Have you ever wondered why most companies do a rebrand every few years, out of the blue, completely unprompted? The design team certainly does not just wake up someday and go, "yeah we should just redesign our identity."
There must be a reason to it, because humans by nature don't like change. Unless it's good.

Why we usually agree on Good Design
Good design is simple. It's elegant, and most importantly, it's relevant. Take a look at Chrome's early design and what we have now. It's a drastic change in the span of a decade. But if we were living in a timeline where Chrome's logo stayed at its 2008 variant, people will not be happy.
The old Chrome logo was bold, shiny, full of 3D effects and metallic glow that screamed "cutting-edge tech" in the era of skeuomorphism. But as design trends shifted toward simpler, minimalist interfaces (think Material Design), that glossy look starts to feel dated. This is why most apps, companies and even plain designs shift to those trends. Because you usually don't want to be the odd one out.
We accept (and even celebrate) those changes because good design evolves with us. It mirrors cultural shifts, technological advancements, and our changing tastes.
Or, in more american terms:

Judging covers
The phrase "don't judge a book by its cover" is great advice. Until it isn't. Our brains are wired for quick visual judgements, and that's okay, because usually our brains are right. Humans form first impressions in milliseconds. In a world full of choices, we rely on heuristics to decide what's actually worth our attention. Color, symmetry, simplicity, and relevance.
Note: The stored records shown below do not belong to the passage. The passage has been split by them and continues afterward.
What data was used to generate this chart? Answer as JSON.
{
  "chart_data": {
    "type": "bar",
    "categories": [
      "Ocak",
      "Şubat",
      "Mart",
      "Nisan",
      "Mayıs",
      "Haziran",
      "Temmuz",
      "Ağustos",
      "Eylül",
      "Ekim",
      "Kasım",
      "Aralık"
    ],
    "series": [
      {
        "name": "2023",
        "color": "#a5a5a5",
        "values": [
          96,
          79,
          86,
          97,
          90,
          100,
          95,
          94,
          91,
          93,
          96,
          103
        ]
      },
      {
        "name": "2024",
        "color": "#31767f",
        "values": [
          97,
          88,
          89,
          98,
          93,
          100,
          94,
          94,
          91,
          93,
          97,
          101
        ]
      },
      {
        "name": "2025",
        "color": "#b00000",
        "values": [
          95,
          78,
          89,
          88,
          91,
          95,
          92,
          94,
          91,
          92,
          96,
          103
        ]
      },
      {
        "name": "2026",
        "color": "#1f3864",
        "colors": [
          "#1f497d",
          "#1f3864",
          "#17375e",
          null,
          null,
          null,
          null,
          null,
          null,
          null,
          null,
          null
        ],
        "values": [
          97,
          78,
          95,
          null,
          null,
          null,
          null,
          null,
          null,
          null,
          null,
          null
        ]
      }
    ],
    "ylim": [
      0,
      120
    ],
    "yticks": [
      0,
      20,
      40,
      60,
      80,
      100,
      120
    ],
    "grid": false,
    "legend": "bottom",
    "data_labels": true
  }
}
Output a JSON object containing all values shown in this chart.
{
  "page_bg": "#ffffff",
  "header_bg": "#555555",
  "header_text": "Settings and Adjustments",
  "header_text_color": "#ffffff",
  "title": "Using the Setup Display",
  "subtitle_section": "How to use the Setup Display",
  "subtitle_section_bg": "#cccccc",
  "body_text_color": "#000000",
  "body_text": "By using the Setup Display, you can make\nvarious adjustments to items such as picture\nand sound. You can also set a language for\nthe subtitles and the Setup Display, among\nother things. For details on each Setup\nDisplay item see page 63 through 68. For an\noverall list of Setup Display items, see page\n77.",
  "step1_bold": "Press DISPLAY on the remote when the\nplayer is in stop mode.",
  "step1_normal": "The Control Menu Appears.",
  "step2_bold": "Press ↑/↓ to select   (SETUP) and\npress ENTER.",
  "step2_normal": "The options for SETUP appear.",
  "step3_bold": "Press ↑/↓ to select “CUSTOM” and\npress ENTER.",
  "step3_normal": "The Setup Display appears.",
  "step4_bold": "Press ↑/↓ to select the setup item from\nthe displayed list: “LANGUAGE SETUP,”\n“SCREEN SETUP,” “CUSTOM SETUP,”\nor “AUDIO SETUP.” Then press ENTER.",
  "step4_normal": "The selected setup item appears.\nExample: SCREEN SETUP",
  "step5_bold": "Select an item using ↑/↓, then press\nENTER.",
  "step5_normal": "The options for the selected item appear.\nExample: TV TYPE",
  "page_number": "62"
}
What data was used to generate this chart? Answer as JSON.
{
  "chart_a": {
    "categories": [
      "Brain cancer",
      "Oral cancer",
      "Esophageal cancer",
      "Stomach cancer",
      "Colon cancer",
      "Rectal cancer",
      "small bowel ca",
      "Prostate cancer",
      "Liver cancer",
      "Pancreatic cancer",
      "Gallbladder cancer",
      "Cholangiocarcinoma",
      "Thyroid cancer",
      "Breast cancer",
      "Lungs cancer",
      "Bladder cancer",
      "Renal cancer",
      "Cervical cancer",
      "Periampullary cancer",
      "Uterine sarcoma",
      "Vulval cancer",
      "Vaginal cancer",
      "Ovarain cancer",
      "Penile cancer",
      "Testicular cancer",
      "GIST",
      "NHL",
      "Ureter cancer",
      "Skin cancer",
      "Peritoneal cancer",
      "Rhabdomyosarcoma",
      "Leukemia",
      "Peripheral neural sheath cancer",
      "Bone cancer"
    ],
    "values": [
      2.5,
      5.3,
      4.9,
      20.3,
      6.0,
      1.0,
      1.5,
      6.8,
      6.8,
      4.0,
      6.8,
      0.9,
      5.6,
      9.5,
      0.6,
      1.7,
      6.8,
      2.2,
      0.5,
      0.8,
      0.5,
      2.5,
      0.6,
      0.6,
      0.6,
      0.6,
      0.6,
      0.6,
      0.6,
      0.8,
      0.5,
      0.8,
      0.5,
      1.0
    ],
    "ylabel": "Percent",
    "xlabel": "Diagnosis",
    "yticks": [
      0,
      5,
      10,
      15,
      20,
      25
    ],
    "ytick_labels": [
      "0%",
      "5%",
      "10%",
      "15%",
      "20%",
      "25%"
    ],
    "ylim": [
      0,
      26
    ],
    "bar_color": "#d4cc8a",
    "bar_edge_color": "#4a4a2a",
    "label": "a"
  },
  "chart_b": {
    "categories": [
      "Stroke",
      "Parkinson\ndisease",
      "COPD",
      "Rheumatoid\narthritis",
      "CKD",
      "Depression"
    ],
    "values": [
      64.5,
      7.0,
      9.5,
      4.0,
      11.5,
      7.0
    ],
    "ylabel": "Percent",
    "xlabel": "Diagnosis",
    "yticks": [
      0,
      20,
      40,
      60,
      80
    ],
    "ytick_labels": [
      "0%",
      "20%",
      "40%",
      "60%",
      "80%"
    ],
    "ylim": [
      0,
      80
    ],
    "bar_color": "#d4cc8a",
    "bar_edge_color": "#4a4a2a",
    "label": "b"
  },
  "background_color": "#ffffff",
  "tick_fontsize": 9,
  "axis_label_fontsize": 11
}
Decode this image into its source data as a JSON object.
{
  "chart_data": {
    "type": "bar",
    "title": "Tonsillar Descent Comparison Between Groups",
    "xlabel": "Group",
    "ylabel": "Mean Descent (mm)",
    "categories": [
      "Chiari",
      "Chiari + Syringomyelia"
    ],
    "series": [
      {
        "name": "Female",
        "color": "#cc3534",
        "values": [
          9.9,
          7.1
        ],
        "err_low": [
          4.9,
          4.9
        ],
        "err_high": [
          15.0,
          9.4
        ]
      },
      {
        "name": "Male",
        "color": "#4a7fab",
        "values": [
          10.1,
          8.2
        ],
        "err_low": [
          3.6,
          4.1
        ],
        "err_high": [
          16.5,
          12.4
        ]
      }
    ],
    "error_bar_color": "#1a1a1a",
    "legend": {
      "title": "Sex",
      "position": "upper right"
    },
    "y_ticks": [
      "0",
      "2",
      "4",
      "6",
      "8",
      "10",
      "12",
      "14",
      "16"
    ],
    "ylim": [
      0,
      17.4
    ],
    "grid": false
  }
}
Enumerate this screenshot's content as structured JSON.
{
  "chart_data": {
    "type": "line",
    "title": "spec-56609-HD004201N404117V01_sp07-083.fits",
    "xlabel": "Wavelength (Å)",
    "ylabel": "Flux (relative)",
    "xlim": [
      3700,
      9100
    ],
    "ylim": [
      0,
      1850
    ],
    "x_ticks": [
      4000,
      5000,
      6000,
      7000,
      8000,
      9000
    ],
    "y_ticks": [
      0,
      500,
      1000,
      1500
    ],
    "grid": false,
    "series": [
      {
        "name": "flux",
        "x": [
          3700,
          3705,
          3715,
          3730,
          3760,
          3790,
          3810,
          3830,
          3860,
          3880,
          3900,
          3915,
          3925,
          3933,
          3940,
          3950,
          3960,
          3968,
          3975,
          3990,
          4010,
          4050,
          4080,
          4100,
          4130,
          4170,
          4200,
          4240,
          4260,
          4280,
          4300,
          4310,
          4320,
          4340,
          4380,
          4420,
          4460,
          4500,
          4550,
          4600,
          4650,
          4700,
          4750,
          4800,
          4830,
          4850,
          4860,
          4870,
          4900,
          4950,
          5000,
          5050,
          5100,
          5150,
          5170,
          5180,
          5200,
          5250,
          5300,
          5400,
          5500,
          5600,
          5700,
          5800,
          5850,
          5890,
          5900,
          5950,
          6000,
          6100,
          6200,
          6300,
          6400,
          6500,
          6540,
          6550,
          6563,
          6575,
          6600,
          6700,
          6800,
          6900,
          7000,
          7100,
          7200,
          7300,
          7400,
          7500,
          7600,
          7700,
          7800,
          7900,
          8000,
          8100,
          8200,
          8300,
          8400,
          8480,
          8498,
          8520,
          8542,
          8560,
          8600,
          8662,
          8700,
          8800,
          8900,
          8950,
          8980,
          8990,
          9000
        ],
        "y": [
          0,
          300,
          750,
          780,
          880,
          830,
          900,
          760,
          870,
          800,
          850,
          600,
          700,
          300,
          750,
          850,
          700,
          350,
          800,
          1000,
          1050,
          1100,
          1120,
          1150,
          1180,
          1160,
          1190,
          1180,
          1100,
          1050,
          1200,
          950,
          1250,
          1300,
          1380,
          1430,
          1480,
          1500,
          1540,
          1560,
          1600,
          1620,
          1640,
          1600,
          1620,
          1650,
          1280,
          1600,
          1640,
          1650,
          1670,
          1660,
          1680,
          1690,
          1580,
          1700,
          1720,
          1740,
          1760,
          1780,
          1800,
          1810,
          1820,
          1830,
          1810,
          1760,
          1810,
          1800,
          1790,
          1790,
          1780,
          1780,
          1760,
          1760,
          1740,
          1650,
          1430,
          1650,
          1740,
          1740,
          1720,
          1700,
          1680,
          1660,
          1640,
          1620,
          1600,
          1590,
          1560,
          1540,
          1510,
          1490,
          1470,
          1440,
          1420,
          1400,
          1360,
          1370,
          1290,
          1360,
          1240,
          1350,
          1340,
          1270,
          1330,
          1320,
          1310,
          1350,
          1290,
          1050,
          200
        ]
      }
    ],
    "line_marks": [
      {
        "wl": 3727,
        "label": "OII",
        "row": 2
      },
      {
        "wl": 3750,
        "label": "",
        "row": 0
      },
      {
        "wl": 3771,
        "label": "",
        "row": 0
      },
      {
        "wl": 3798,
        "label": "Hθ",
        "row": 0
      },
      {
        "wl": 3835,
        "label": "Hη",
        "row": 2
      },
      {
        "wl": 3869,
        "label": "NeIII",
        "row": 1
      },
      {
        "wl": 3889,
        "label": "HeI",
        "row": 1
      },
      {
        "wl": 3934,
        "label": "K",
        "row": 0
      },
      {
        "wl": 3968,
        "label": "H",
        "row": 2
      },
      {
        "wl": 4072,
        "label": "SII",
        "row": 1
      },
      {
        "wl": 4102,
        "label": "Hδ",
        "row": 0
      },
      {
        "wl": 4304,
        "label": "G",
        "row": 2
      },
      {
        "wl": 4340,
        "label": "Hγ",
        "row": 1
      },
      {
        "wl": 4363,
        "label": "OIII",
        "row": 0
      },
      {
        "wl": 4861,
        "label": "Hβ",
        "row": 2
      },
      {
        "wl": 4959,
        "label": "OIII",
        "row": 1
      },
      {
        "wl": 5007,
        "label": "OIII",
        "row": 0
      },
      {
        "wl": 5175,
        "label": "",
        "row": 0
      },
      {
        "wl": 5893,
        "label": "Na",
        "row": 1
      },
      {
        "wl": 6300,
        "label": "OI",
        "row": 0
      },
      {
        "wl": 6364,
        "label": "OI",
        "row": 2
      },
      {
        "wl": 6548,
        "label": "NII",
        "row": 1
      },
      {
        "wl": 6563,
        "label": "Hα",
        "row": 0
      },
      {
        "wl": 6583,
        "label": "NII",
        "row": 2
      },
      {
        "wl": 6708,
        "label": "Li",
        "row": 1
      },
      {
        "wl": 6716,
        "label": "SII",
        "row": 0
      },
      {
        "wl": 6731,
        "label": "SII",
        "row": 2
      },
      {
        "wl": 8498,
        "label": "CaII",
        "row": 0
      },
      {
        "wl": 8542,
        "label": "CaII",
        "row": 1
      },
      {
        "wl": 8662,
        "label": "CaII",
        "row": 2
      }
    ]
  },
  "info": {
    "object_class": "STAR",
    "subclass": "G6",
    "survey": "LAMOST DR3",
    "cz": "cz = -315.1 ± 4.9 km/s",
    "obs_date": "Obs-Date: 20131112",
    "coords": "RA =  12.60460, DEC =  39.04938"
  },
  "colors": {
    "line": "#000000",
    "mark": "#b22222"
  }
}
Good design just taps into this by feeling intuitive and easy on the eyes.
Bad design on the other hand creates friction. Cluttered layouts, mismatched fonts, or outdated styles make us subconsciously think, "This feels cheap." Even if it really isn't.
That's why a beautifully typeset, (literal) book cover makes us assume the story inside is worth reading.
Design is everywhere
Whatever you're doing in life, you most certainly make design choices everyday. If you're a writer, fonts, spacing and page design matters. If you're a developer, clean code matters, UI matters, those promote good Developer Experience, and User Experience. And if you're the guy behind IKEA, whatever you're doing is probably good.
The point: design isn't a separate skill; it's how we organize intention. And it's easier to start than you think. Put your thoughts on screen (or paper, or canvas), iterate, and refine. But most importantly, ask yourself: How does it look to you? If you like it, good chance is, everyone else will.
We judge covers because good design isn't superficial - it's a shortcut to trust, efficiency, and pleasure. Whether logos, books, UIs, or code, clean symmetry wins because our brains are built to love it.